The same position is confirmed in Sibanda & Others v The Apostolic Mission of Port Oregon (Southern African Headquarters) SC 49/18 at p 9 in the following manner.

In other words, the respondent as a legal person needs to have locus standi in order to be afforded audience in a court of law. It is trite that locus standi is the capacity of a party to bring a matter before a court of law. The law is clear on the point that to establish locus standi, a party must show a direct and substantial interest in the matter. See United Watch & Diamond Company (Pty) Ltd & Ors v Disa Hotels Ltd & Another 1972 (4) SA 409 (C) at 415 A-C and Matambanadzo v Goven SC 23-04.”


[19] The requirements for valid grounds of appeal were set out by GARWE JA, as he then was, in Zimbabwe Open University v Ndekwere SC 52/19 at para [38] thus:

“A ground of appeal which attacks findings of fact must, therefore, not only allege that the lower court misdirected itself on the facts but must go further and show how that misdirection came about. Merely alleging a misdirection without further substantiation would not be enough as the attack would remain one against a factual finding. In other words, in alleging a misdirection on the facts, the ground of appeal must also show in what way those findings of fact are irrational.”


Again, in the words of LEACH J in Sonyongo v Minister of Law and Order 1996 (4) SA 384 at 385F:

“…it has been held that grounds of appeal are bad if they are so widely expressed that it leaves the appellant free to canvass every finding of fact and every ruling of the law made by the court a quo, or if they specify the findings of fact or rulings of law appealed against so vaguely as to be of no value either to the court or to the respondent, or if they, in general, fail to specify clearly and in unambiguous terms exactly what case the respondent must be prepared to meet.”


[20] The impugned intended ground of appeal and relief sought are worded as follows:


“The court a quo erred in finding that the applicant had no locus standi to apply for a mandamus against the first respondent.


RELIEF SOUGHT


TAKE FURTHER NOTICE THAT the appellant seeks the following relief:


  1. That the appeal be and is hereby allowed with costs.

  2. That the judgment of the court a quo is set aside and substituted with the following:

“The point in limine is dismissed with costs”

  1. That the matter is remitted to the court a quo for a hearing and determination on the merits.”



[20] I agree with Mr Munyuru that the sole prospective ground of appeal is incomplete in that it will not inform the court and the respondents how the court a quo erred in arriving at that finding.

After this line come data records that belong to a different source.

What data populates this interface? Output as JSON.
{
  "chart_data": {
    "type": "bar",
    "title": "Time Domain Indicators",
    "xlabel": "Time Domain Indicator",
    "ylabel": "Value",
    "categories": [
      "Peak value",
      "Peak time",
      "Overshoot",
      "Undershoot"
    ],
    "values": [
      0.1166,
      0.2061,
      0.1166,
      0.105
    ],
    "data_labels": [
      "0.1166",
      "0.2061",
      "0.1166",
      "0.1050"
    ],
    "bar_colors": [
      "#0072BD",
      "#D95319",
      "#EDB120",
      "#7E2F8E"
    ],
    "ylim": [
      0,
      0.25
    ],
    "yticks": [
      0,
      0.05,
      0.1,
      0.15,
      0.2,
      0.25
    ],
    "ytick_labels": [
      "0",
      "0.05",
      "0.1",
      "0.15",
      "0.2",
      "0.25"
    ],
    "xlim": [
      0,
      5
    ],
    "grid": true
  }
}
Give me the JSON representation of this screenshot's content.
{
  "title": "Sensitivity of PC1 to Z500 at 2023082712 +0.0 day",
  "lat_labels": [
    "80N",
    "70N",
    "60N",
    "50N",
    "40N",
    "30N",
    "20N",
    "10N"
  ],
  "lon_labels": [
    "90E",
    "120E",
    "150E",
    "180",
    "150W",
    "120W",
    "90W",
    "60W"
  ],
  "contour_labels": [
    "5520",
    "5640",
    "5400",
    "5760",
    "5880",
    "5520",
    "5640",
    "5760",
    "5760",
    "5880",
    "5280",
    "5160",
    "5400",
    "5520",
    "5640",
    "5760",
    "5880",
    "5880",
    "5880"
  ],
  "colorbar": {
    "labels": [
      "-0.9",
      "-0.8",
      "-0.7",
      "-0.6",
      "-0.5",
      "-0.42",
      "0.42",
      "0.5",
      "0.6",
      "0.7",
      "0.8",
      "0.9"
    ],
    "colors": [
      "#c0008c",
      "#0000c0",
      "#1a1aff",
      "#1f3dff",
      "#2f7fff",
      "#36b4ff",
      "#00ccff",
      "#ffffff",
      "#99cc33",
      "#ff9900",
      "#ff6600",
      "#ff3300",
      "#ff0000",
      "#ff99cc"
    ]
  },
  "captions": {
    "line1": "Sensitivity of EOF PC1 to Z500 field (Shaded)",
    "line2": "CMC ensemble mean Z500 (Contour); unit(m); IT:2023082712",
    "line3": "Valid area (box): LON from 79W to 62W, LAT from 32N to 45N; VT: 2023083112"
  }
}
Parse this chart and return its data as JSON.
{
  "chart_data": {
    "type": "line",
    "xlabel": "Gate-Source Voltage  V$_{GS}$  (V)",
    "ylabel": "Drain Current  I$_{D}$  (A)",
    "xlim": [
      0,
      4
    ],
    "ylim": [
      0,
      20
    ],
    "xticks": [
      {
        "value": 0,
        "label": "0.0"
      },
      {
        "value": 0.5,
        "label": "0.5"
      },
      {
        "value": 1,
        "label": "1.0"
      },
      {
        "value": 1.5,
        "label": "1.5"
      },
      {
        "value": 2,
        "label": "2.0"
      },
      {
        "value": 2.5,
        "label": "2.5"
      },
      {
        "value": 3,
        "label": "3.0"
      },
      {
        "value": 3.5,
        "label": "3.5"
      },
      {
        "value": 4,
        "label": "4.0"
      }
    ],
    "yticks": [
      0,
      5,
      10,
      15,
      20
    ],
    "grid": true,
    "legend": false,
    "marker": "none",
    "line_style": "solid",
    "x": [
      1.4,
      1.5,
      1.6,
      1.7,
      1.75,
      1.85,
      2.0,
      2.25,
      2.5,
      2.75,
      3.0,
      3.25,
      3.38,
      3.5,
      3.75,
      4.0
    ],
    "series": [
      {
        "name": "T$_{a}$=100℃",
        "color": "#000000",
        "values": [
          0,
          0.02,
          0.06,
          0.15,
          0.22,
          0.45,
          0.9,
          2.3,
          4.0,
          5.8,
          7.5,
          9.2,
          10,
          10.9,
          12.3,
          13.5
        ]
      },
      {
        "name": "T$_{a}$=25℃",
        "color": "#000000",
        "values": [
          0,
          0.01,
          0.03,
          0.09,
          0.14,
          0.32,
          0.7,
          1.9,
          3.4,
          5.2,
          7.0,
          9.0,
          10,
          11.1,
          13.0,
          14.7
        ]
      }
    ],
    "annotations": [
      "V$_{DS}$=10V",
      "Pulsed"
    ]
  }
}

The ground of appeal is therefore vague and embarrassing. I also agree with him that the third paragraph of the relief sought will be incompetent as, in the event that the prospective appeal succeeds, the court a quo would be obliged to determine the other preliminary points that were raised by the respondents before it can consider the merits.


[21] In view of the above findings, it is not necessary for me to determine whether the application is moot or to delve into the merits of the matter.


[22] There is no conceivable reason why costs on the ordinary scale should not follow the result.


[23] In the circumstances, it is ordered that:

  1. The matter be and is hereby struck off the roll.

  2. The applicant shall pay the respondents’ costs on the ordinary scale.











Gill Godlonton & Gerrans, applicant’s legal practitioners.

Kantor & Immerman, first respondent’s legal practitioners.

Muvingi & Mugadza, second respondent’s legal practitioners.